In my last blog entry I noted that the Fermi Gamma-ray Telescope collaboration, based on two years of data reduction, was reporting that they had not detected a dark matter signal. They employed a method of looking for gamma rays from nearby dwarf galaxies; these are expected to be good targets due to lack of other gamma ray sources and expected high relative density of dark matter. The team examined gamma ray energies up to 100 GeV and found nothing significant (a proton rest mass energy is just under .94 GeV and 1 GeV is a billion electron volts).
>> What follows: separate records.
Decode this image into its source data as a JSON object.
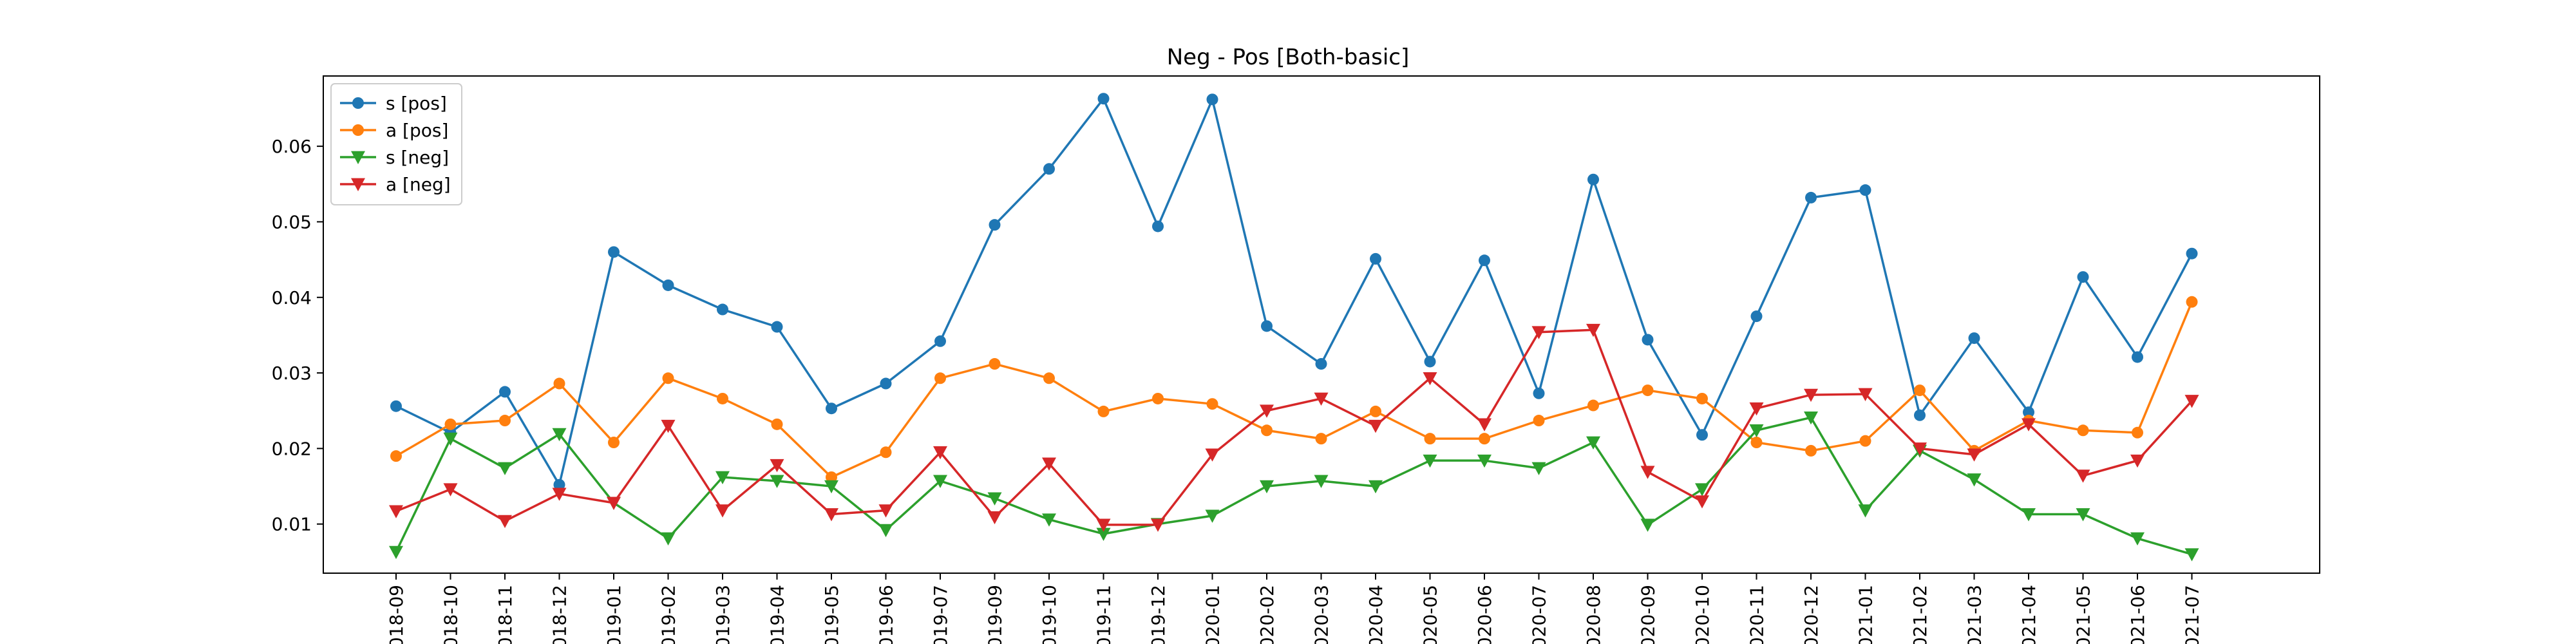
{
  "chart_data": {
    "type": "line",
    "title": "Neg - Pos [Both-basic]",
    "xlabel": "",
    "ylabel": "",
    "ylim": [
      0.0035,
      0.0693
    ],
    "yticks": [
      0.01,
      0.02,
      0.03,
      0.04,
      0.05,
      0.06
    ],
    "ytick_labels": [
      "0.01",
      "0.02",
      "0.03",
      "0.04",
      "0.05",
      "0.06"
    ],
    "grid": false,
    "legend_position": "top-left",
    "categories": [
      "2018-09",
      "2018-10",
      "2018-11",
      "2018-12",
      "2019-01",
      "2019-02",
      "2019-03",
      "2019-04",
      "2019-05",
      "2019-06",
      "2019-07",
      "2019-09",
      "2019-10",
      "2019-11",
      "2019-12",
      "2020-01",
      "2020-02",
      "2020-03",
      "2020-04",
      "2020-05",
      "2020-06",
      "2020-07",
      "2020-08",
      "2020-09",
      "2020-10",
      "2020-11",
      "2020-12",
      "2021-01",
      "2021-02",
      "2021-03",
      "2021-04",
      "2021-05",
      "2021-06",
      "2021-07"
    ],
    "series": [
      {
        "name": "s [pos]",
        "color": "#1f77b4",
        "marker": "circle",
        "values": [
          0.0256,
          0.0221,
          0.0275,
          0.0152,
          0.046,
          0.0416,
          0.0384,
          0.0361,
          0.0253,
          0.0286,
          0.0342,
          0.0496,
          0.057,
          0.0663,
          0.0494,
          0.0662,
          0.0362,
          0.0312,
          0.0451,
          0.0315,
          0.0449,
          0.0273,
          0.0556,
          0.0344,
          0.0218,
          0.0375,
          0.0532,
          0.0542,
          0.0244,
          0.0346,
          0.0248,
          0.0427,
          0.0321,
          0.0458
        ]
      },
      {
        "name": "a [pos]",
        "color": "#ff7f0e",
        "marker": "circle",
        "values": [
          0.019,
          0.0232,
          0.0237,
          0.0286,
          0.0208,
          0.0293,
          0.0266,
          0.0232,
          0.0162,
          0.0195,
          0.0293,
          0.0312,
          0.0293,
          0.0249,
          0.0266,
          0.0259,
          0.0224,
          0.0213,
          0.0249,
          0.0213,
          0.0213,
          0.0237,
          0.0257,
          0.0277,
          0.0266,
          0.0208,
          0.0197,
          0.021,
          0.0277,
          0.0197,
          0.0237,
          0.0224,
          0.0221,
          0.0394
        ]
      },
      {
        "name": "s [neg]",
        "color": "#2ca02c",
        "marker": "triangle-down",
        "values": [
          0.0063,
          0.0213,
          0.0174,
          0.0219,
          0.0128,
          0.0081,
          0.0162,
          0.0157,
          0.015,
          0.0092,
          0.0157,
          0.0134,
          0.0106,
          0.0087,
          0.01,
          0.0111,
          0.015,
          0.0157,
          0.015,
          0.0184,
          0.0184,
          0.0174,
          0.0208,
          0.0099,
          0.0146,
          0.0224,
          0.0241,
          0.0118,
          0.0197,
          0.0159,
          0.0113,
          0.0113,
          0.0081,
          0.006
        ]
      },
      {
        "name": "a [neg]",
        "color": "#d62728",
        "marker": "triangle-down",
        "values": [
          0.0117,
          0.0146,
          0.0104,
          0.014,
          0.0128,
          0.023,
          0.0118,
          0.0178,
          0.0113,
          0.0118,
          0.0195,
          0.0109,
          0.018,
          0.0099,
          0.0099,
          0.0192,
          0.025,
          0.0266,
          0.023,
          0.0293,
          0.0232,
          0.0354,
          0.0357,
          0.0169,
          0.013,
          0.0253,
          0.0271,
          0.0272,
          0.02,
          0.0192,
          0.0232,
          0.0164,
          0.0184,
          0.0263
        ]
      }
    ]
  }
}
But now just in the past 2 weeks we have an independent author who has examined the publicly available Fermi data for gamma rays emitted from our own Galactic center. He was able to analyze around 3.5 years of data, more than the 2 years’ worth of dwarf galaxy data analyzed. It’s just a little bump in the spectrum (see the central region of the figure below), but he claims to see a positive signal at 130 GeV and with a (marginal) statistical significance just in excess of 3 standard deviations. This is tantalizing, potentially, but not strong enough for a clear detection.

Image

This possible signal is also found at a much higher mass than the neighborhood of 10 GeV where COGENT and DAMA/LIBRA have claimed direct detection in Earth-bound laboratory experiments. The plot thickens and as usual we have to wait for more data from FERMI and other experiments.